Onde todos gritam e ninguém tem razão
Pedro J. Bondaczuk
O pronunciamento feito pelo secretário de Estado dos EUA,
George Shultz, ontem, a 25 embaixadores da América Latina, em Washington,
durante as festividades comemorativas dos 209 anos de independência
norte-americana, soa como um solene compromisso. E como uma tênue luz de
esperança num quadro econômico-social bastante sombrio, quase à beira da
autêntica ruptura.
Basta acompanhar as ocorrências
registradas no Uruguai, na Argentina, no peru, na Bolívia, no Panamá, na
Colômbia e na República Dominicana, apenas para mencionar os confrontos
trabalhistas mais sérios, para perceber que a situação já não comporta mais
medidas paliativas.
Greves sucedem-se, quase que
diariamente, criando um clima tenso entre as diversas partes que têm seus
interesses em conflito. Ocupações de fábricas, de bancos e de repartições
governamentais registram-se com uma freqüência assustadoramente maior de uns
dias para cá.
A resistência das frágeis
economias latino-americanas parece estar chegando ao seu ponto crítico, assim
como a paciência da população, diante da
enorme sangria de recursos, que se evadem do continente apenas a título de
juros e de comissões aos bancos credores internacionais. É um moderno e
perverso sistema de pagamento de “vassalagem”.
No esquema em que a questão está
colocada atualmente, com o FMI exigindo sacrifícios crescentes de sociedades
nacionais que mal ensaiam os primeiros passos da redemocratização, sem que se
preveja qualquer prazo para os resultados benéficos aparecerem e se poder falar
em quando virá um providencial afrouxamento dos cintos, a América Latina pode
ser classificada como uma gigantesca panela, com excesso de pressão, prestes a
explodir. E uma convulsão social, todos sabem, não trará benefícios de
quaisquer espécies para os povos latino-americanos. Somente poderá redundar em
novos e desesperadores sofrimentos.
No discurso de ontem, o
secretário de Estado norte-americano, George Shultz, expressou um solene
compromisso. O de que o governo de seu país irá conduzir de maneira “efetiva e
eqüitativa” a questão da dívida externa. Certamente ele não quis se referir à
maneira como a questão está posta atualmente. Como, por exemplo, a sangria de
preciosos dólares (indispensáveis para financiar não mais um crescimento
econômico, que por muito tempo não passará de utopia, mas uma lenta e segura
recuperação) da ordem de US$ 36 bilhões, como foi registrado em 1984.

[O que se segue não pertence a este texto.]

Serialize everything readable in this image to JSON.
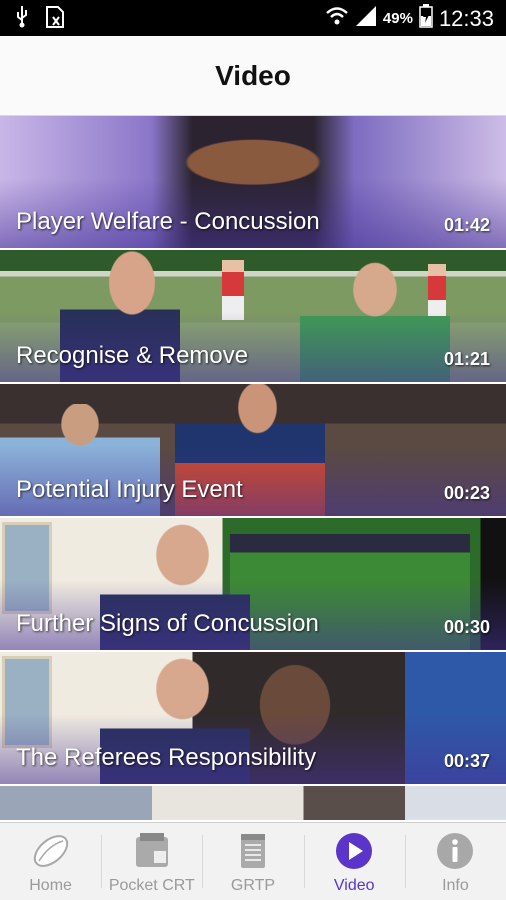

Isso equivale a dizer que a
América Latina devolveu, em juros e comissões, apenas num único ano, 10% do
total de uma dívida acumulada ao longo de um século. E, o que é pior, não
resgatou sequer um único centavo do próprio débito.
Essa, certamente, não é uma
maneira “eqüitativa” da condução do problema da dívida. Nem é precisão ser um
economista para verificar que se trata de um enorme logro, de um monumental
golpe contra os bolsos dos incautos e desprotegidos habitantes ao Sul do Rio
Grande.
Shultz afirmou que a democracia
pode ajudar no processo de recuperação econômica latino-americana. Entretanto,
caso ela não tivesse sido abruptamente interrompida na década de 60, é possível
que nem mesmo precisássemos estar preocupados, hoje, em nos reerguer.

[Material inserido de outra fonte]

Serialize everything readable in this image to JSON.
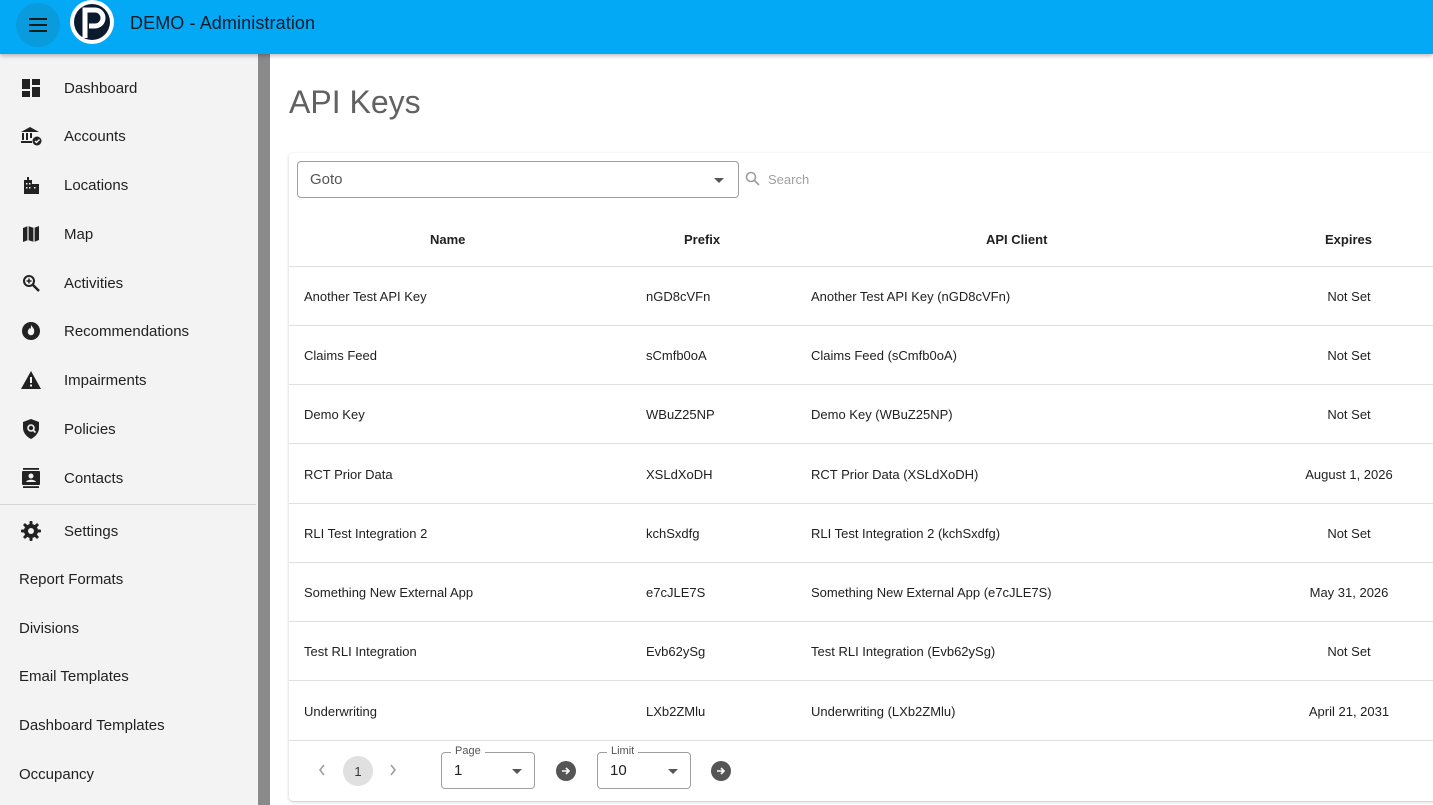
{
  "app": {
    "title": "DEMO - Administration"
  },
  "sidebar": {
    "items": [
      {
        "label": "Dashboard",
        "icon": "dashboard-icon"
      },
      {
        "label": "Accounts",
        "icon": "bank-check-icon"
      },
      {
        "label": "Locations",
        "icon": "buildings-icon"
      },
      {
        "label": "Map",
        "icon": "map-icon"
      },
      {
        "label": "Activities",
        "icon": "zoom-in-icon"
      },
      {
        "label": "Recommendations",
        "icon": "flame-badge-icon"
      },
      {
        "label": "Impairments",
        "icon": "warning-icon"
      },
      {
        "label": "Policies",
        "icon": "shield-search-icon"
      },
      {
        "label": "Contacts",
        "icon": "contacts-icon"
      },
      {
        "label": "Settings",
        "icon": "gear-icon"
      }
    ],
    "plain_items": [
      "Report Formats",
      "Divisions",
      "Email Templates",
      "Dashboard Templates",
      "Occupancy"
    ]
  },
  "main": {
    "title": "API Keys",
    "goto": {
      "value": "Goto"
    },
    "search": {
      "placeholder": "Search"
    },
    "table": {
      "columns": [
        "Name",
        "Prefix",
        "API Client",
        "Expires"
      ],
      "rows": [
        [
          "Another Test API Key",
          "nGD8cVFn",
          "Another Test API Key (nGD8cVFn)",
          "Not Set"
        ],
        [
          "Claims Feed",
          "sCmfb0oA",
          "Claims Feed (sCmfb0oA)",
          "Not Set"
        ],
        [
          "Demo Key",
          "WBuZ25NP",
          "Demo Key (WBuZ25NP)",
          "Not Set"
        ],
        [
          "RCT Prior Data",
          "XSLdXoDH",
          "RCT Prior Data (XSLdXoDH)",
          "August 1, 2026"
        ],
        [
          "RLI Test Integration 2",
          "kchSxdfg",
          "RLI Test Integration 2 (kchSxdfg)",
          "Not Set"
        ],
        [
          "Something New External App",
          "e7cJLE7S",
          "Something New External App (e7cJLE7S)",
          "May 31, 2026"
        ],
        [
          "Test RLI Integration",
          "Evb62ySg",
          "Test RLI Integration (Evb62ySg)",
          "Not Set"
        ],
        [
          "Underwriting",
          "LXb2ZMlu",
          "Underwriting (LXb2ZMlu)",
          "April 21, 2031"
        ]
      ]
    },
    "pagination": {
      "current_page": "1",
      "page_label": "Page",
      "page_value": "1",
      "limit_label": "Limit",
      "limit_value": "10"
    }
  },
  "colors": {
    "appbar": "#03a9f4",
    "sidebar": "#f3f3f3"
  }
}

Uma sociedade livre e sadia,
certamente, impediria determinadas aventuras feitas nas últimas duas décadas,
que redundaram na atual catástrofe. Como certos endividamentos, feitos sem
qualquer consulta aos que hoje os têm de pagar. Ou a aceitação de condições
leoninas de juros, sempre em favor da entidade credora. E outras tantas
mazelas, do farto conhecimento de todos.
Mas as incipientes novas
democracias latinas dependem muito de qual será o quadro sócio-econômico
doravante. Situações como as existentes no Uruguai, na Argentina, no Brasil, no
Peru e principalmente na Bolívia, podem desembocar, facilmente, em atitudes
irresponsáveis e desesperadas de confronto. E, por conseqüência, redundar no
fim do sonho de liberdade dos seus povos. Afinal, nenhum fato jamais desmentiu
o adágio popular que diz que “em casa que falta o pão, todos gritam, e ninguém
tem razão...”.
(Artigo publicado na página 9, Internacional, do Correio Popular, em 5 de
julho de 1985).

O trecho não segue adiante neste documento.